Don’t see all the options listed above? You don’t have SP1 for DPM installed and/or the agent on this machine hasn’t been updated. Pre-SP1 there was no options for this utility, it simply prompted for a username and password.
Once this operation is complete, you will notice the ‘Windows SharePoint Services VSS Writer’ Windows service is now started and set to use the credentials you specified.
More information about using ConfigureSharePoint.exe can be found here: http://technet.microsoft.com/en-us/library/dd441708.aspx.
But what about ‘stsadm –o registerwsswriter’, what’s that command for? You do not need to run this command when you use ConfigureSharePoint.exe, it does the equivalent operation on your behalf and is just used for activating the service.
Hang on, what is WSSCmdletsWrapper?
When running ConfigureSharePoint.exe we saw a reference to another utility called WSSCmdletsWrapper. We also see entries for this in the SharePoint logs when protection is up and running (more on this in part 4), so what is it?

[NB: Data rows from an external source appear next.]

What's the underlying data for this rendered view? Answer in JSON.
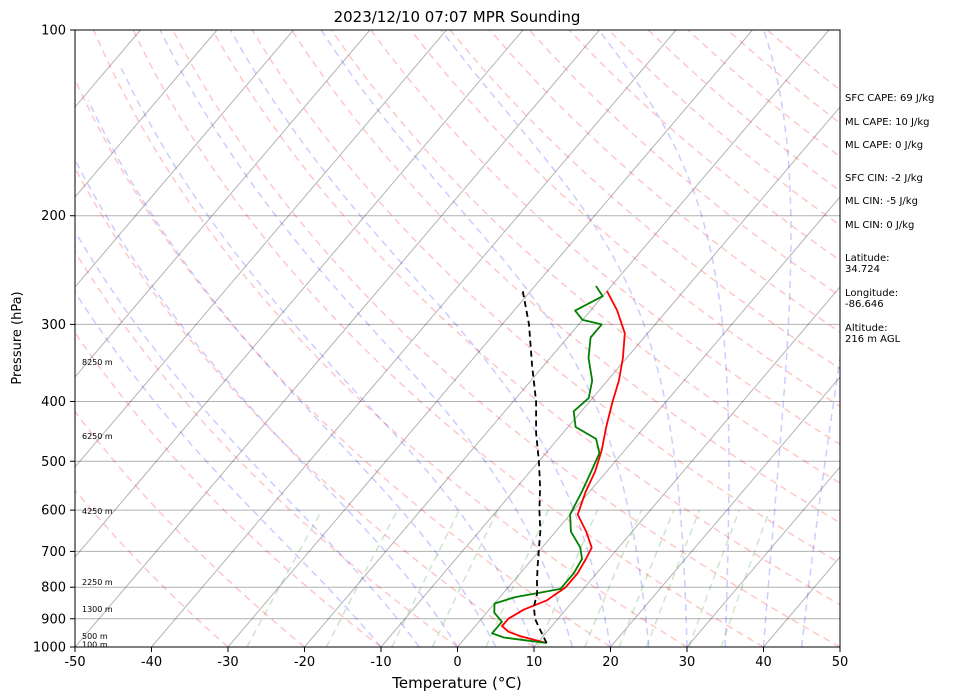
{
  "chart_data": {
    "type": "skew-t",
    "title": "2023/12/10 07:07 MPR Sounding",
    "xlabel": "Temperature (°C)",
    "ylabel": "Pressure (hPa)",
    "xlim": [
      -50,
      50
    ],
    "ylim": [
      1000,
      100
    ],
    "y_scale": "log",
    "x_ticks": [
      -50,
      -40,
      -30,
      -20,
      -10,
      0,
      10,
      20,
      30,
      40,
      50
    ],
    "y_ticks": [
      1000,
      900,
      800,
      700,
      600,
      500,
      400,
      300,
      200,
      100
    ],
    "grid": true,
    "height_labels": [
      {
        "p": 990,
        "label": "100 m"
      },
      {
        "p": 960,
        "label": "500 m"
      },
      {
        "p": 868,
        "label": "1300 m"
      },
      {
        "p": 785,
        "label": "2250 m"
      },
      {
        "p": 602,
        "label": "4250 m"
      },
      {
        "p": 455,
        "label": "6250 m"
      },
      {
        "p": 345,
        "label": "8250 m"
      }
    ],
    "series": [
      {
        "role": "temperature",
        "color": "#ff0000",
        "points": [
          [
            985,
            11.2
          ],
          [
            975,
            9.5
          ],
          [
            960,
            7
          ],
          [
            945,
            5
          ],
          [
            925,
            3.5
          ],
          [
            900,
            3.5
          ],
          [
            870,
            4.5
          ],
          [
            840,
            6.5
          ],
          [
            800,
            7.5
          ],
          [
            760,
            7.5
          ],
          [
            720,
            7
          ],
          [
            690,
            6.5
          ],
          [
            650,
            4
          ],
          [
            610,
            1
          ],
          [
            560,
            -0.5
          ],
          [
            520,
            -1.5
          ],
          [
            480,
            -3
          ],
          [
            440,
            -5
          ],
          [
            400,
            -7
          ],
          [
            370,
            -8.5
          ],
          [
            340,
            -10.5
          ],
          [
            310,
            -13
          ],
          [
            285,
            -16.5
          ],
          [
            265,
            -20
          ]
        ]
      },
      {
        "role": "dewpoint",
        "color": "#008000",
        "points": [
          [
            985,
            11.2
          ],
          [
            975,
            8
          ],
          [
            965,
            5
          ],
          [
            950,
            3
          ],
          [
            930,
            3
          ],
          [
            910,
            3
          ],
          [
            880,
            1
          ],
          [
            850,
            0
          ],
          [
            830,
            2
          ],
          [
            815,
            5
          ],
          [
            805,
            7
          ],
          [
            790,
            7
          ],
          [
            760,
            7
          ],
          [
            720,
            6.5
          ],
          [
            690,
            5
          ],
          [
            650,
            2
          ],
          [
            610,
            0
          ],
          [
            560,
            -1
          ],
          [
            520,
            -2
          ],
          [
            485,
            -3
          ],
          [
            460,
            -5
          ],
          [
            440,
            -9
          ],
          [
            415,
            -11
          ],
          [
            395,
            -10.5
          ],
          [
            370,
            -12
          ],
          [
            340,
            -15
          ],
          [
            315,
            -17
          ],
          [
            300,
            -17
          ],
          [
            295,
            -20
          ],
          [
            285,
            -22
          ],
          [
            270,
            -20
          ],
          [
            260,
            -22
          ]
        ]
      },
      {
        "role": "parcel",
        "color": "#000000",
        "style": "dashed",
        "points": [
          [
            985,
            11.2
          ],
          [
            940,
            9
          ],
          [
            900,
            7
          ],
          [
            860,
            5.5
          ],
          [
            820,
            4.5
          ],
          [
            780,
            3
          ],
          [
            740,
            1.5
          ],
          [
            700,
            0
          ],
          [
            650,
            -2
          ],
          [
            600,
            -4.5
          ],
          [
            550,
            -7
          ],
          [
            500,
            -10
          ],
          [
            450,
            -13.5
          ],
          [
            400,
            -17
          ],
          [
            350,
            -21.5
          ],
          [
            300,
            -26.5
          ],
          [
            265,
            -31
          ]
        ]
      }
    ],
    "background_lines": [
      {
        "role": "isotherms",
        "color": "#000000",
        "style": "solid"
      },
      {
        "role": "dry-adiabats",
        "color": "#ff0000",
        "style": "dashed"
      },
      {
        "role": "moist-adiabats",
        "color": "#0000ff",
        "style": "dashed"
      },
      {
        "role": "mixing-ratio",
        "color": "#008000",
        "style": "dashed"
      }
    ]
  },
  "sidebar": {
    "sfc_cape": "SFC CAPE: 69 J/kg",
    "ml_cape_1": "ML CAPE: 10 J/kg",
    "ml_cape_2": "ML CAPE: 0 J/kg",
    "sfc_cin": "SFC CIN: -2 J/kg",
    "ml_cin_1": "ML CIN: -5 J/kg",
    "ml_cin_2": "ML CIN: 0 J/kg",
    "latitude": "Latitude:\n34.724",
    "longitude": "Longitude:\n-86.646",
    "altitude": "Altitude:\n216 m AGL"
  }
}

WSSCmdletsWrapper is a DCOM application registered as a server on the WFE. It is used to connect the SharePoint Object Model (managed code) to the unmanaged DPMRA service. So basically we use ConfigureSharePoint.exe to give the WSSCmdletsWrapper process access to the SharePoint farm via the SharePoint Object Model. This then passes information to the DPM replication agent (DPMRA) service. This process is used for all jobs requiring access to the SharePoint farm.
Creating a Protection Group
Now we have a high level understanding of how DPM works with SharePoint under the hood, let’s look at how you actually protect SharePoint from the DPM UI.
Once you have run ConfigureSharePoint.exe from the WFE being used to interface with DPM, the SharePoint farm will appear in the UI when creating a protection group using the wizard. As shown below, when protecting a SharePoint farm, you only need protect it with a single check-box in the UI via this WFE. The farm is displayed in the name format: ‘Server\ConfigDBName’.